Но в любом случае, «средний возраст» я бы категорически не стал брать в расчёт. Акмэ человека в 19 веке, в 20-м и 21-м совершенно не совпадают, тем более не совпадает время жизни, когда человек создаёт свои главные тексты. Кроме того, возраст имеет непосредственную связь с эпохой, с чередой поколений. Бывает время молодых, бывает время опытных. Хотя поэзия – дело молодых, разумеется. «До тридцати поэтом быть почётно, и срам кромешный после тридцати» (Межиров). Но и – «срок жизни увеличился, и, может быть, концы поэтов отодвинулись на время» (Высоцкий).
И всё же мне лично ближе базовая идея «Голубой лагуны» Константина Кузьминского, когда объединяющим принципом становится не смерть, а именно акмэ поэта, принадлежность к определённому поколению, социальному и временному срезу.
А так – воскрешение памяти – конечно, очень благородная задача. И некоторая стилистическая разноголосица здесь естественно подразумевается, и разные по качеству тексты обязательно будут соседствовать друг с другом. Это неизбежность жанра.

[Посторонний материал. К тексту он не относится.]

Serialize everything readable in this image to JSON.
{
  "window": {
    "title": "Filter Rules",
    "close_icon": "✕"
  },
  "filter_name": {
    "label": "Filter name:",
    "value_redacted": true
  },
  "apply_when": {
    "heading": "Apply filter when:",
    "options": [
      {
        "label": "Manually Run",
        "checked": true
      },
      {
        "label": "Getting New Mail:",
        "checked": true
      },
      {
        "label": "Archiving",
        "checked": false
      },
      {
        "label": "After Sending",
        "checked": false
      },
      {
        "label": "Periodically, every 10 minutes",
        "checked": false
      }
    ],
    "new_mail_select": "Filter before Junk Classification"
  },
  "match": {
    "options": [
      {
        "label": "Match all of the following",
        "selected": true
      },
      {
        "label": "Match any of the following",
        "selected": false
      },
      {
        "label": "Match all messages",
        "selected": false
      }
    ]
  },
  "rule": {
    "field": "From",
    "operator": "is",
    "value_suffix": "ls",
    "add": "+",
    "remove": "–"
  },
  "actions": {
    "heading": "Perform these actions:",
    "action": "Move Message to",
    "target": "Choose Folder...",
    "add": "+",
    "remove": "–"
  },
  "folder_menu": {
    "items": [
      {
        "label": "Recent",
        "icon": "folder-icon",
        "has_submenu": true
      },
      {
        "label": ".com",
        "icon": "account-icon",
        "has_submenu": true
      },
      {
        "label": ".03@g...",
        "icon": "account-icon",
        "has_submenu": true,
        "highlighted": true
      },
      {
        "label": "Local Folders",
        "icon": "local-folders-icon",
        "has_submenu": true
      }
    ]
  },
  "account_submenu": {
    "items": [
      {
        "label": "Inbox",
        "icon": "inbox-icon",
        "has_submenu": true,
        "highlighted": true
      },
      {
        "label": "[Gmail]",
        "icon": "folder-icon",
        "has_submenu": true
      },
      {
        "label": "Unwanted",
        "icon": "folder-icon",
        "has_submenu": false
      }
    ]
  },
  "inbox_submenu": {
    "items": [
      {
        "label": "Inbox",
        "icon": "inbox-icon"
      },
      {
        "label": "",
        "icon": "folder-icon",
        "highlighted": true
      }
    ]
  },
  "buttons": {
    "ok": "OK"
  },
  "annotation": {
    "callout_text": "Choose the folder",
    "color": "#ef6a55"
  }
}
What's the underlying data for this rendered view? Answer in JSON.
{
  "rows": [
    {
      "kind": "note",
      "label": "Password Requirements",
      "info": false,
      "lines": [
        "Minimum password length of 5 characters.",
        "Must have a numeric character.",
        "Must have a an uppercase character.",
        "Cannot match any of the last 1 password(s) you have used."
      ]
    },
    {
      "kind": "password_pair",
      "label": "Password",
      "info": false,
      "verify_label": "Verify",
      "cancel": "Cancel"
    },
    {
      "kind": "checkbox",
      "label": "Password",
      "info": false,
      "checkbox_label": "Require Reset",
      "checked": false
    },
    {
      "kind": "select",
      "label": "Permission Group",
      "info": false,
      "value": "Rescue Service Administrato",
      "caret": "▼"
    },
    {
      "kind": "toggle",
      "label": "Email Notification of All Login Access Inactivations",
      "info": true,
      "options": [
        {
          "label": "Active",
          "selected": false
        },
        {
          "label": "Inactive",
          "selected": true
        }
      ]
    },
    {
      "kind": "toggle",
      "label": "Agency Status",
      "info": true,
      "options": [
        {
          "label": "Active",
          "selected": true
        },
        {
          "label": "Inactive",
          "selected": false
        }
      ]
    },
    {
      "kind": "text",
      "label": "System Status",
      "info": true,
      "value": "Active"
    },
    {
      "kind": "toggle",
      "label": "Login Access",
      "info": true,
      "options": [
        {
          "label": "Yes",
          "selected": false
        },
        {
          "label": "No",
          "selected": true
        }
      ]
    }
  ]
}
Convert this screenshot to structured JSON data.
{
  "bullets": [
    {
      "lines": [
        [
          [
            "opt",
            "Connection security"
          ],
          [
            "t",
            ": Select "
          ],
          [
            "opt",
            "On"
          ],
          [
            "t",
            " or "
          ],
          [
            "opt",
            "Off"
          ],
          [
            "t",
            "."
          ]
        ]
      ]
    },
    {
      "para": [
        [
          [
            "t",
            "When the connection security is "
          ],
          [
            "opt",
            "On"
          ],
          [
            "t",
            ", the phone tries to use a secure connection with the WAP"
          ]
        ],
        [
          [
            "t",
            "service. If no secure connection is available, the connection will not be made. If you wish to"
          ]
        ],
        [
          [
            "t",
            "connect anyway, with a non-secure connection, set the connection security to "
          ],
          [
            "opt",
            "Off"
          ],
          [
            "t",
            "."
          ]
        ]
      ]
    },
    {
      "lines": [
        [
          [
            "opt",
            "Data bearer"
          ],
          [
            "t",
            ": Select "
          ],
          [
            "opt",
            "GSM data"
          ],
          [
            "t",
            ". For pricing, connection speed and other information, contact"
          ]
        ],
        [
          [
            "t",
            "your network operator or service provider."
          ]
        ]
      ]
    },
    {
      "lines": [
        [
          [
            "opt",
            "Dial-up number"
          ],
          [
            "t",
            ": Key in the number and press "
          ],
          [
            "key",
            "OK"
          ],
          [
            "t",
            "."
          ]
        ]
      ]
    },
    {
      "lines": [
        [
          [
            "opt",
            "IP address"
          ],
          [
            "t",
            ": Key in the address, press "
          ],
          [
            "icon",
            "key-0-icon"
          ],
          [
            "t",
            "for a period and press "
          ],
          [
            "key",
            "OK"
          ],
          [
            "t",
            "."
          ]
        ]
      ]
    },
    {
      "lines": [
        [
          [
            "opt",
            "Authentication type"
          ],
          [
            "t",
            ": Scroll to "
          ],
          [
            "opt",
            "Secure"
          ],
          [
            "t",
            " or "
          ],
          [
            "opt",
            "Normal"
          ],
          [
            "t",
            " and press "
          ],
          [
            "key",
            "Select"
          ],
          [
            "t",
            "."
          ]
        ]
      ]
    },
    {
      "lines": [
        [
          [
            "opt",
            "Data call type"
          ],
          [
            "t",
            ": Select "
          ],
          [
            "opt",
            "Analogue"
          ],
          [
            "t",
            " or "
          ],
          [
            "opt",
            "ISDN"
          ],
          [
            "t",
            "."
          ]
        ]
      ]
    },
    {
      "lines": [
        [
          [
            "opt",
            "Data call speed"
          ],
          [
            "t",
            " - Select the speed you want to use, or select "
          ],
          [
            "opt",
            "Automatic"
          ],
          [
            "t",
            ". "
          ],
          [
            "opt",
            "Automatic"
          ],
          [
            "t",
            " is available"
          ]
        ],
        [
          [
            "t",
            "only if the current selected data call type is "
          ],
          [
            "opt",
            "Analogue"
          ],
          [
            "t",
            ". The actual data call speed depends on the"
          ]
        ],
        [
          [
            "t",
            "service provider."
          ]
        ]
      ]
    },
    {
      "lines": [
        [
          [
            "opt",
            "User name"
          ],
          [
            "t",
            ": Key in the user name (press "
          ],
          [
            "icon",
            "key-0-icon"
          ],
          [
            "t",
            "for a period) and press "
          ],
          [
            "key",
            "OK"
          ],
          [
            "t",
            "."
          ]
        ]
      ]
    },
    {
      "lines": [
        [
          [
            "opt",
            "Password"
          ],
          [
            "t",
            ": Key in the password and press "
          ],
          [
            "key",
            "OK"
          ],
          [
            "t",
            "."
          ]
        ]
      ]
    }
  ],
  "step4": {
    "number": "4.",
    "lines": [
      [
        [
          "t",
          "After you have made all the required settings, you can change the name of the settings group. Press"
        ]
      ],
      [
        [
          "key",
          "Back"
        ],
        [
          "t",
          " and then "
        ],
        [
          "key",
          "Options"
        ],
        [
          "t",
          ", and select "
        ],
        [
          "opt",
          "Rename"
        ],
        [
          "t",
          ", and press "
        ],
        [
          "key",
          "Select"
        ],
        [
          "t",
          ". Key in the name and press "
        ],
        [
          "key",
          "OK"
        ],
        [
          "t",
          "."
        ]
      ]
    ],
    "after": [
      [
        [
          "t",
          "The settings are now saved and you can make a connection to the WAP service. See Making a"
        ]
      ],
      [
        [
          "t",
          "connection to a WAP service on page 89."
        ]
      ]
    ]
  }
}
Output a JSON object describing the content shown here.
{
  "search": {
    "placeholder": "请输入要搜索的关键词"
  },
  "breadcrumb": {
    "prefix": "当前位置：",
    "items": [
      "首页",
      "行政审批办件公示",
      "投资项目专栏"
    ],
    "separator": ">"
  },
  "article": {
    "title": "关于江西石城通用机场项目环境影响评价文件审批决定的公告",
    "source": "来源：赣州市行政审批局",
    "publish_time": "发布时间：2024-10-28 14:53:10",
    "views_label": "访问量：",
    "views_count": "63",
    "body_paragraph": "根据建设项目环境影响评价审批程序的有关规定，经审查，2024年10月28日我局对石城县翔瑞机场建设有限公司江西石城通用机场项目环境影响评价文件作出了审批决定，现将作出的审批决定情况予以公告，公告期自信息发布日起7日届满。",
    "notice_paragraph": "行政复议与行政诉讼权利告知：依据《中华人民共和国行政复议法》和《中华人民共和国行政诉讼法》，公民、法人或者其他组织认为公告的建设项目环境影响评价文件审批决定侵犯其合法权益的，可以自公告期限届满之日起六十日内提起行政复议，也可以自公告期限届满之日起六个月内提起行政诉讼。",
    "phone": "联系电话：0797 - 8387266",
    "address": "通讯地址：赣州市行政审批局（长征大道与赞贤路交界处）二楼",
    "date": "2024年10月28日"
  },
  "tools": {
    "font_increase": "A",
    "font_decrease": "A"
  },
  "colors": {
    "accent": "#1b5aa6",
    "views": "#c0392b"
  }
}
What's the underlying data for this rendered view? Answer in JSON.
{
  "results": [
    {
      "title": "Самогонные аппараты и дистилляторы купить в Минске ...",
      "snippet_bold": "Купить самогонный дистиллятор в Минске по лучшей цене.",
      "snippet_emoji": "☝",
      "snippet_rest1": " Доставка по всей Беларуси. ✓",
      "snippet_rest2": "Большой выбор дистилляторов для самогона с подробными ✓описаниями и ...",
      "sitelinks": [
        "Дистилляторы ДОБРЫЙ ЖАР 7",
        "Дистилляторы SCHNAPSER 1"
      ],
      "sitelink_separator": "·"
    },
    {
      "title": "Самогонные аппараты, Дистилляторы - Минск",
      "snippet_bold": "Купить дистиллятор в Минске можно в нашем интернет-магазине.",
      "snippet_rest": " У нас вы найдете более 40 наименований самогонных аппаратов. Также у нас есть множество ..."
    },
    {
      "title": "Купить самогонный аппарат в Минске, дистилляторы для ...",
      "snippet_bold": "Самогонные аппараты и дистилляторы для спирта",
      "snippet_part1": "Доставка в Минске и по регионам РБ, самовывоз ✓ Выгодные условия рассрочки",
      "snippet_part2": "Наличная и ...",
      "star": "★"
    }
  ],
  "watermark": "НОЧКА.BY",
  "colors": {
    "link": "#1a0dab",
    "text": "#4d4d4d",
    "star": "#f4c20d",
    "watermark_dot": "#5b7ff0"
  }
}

Неизбежностью мне кажется и то, что «ранняя смерть» – вовсе не романтическое «клише», а факт судьбы. В любом случае на жизнь и творчество человека надо смотреть не только «извне», с точки зрения нас, оставшихся. Но и «изнутри», с позиции их, ушедших. К счастью, составители антологии не занимаются романтической и декадентской поэтизацией «раннего ухода» – априори мерзлейшей вещью, одной из самых ядовитых вещей в каталогах возможного обмана и самообмана. Напротив, антология «Уйти. Остаться. Жить» показывает её «пустотность», и это большое достоинство книги.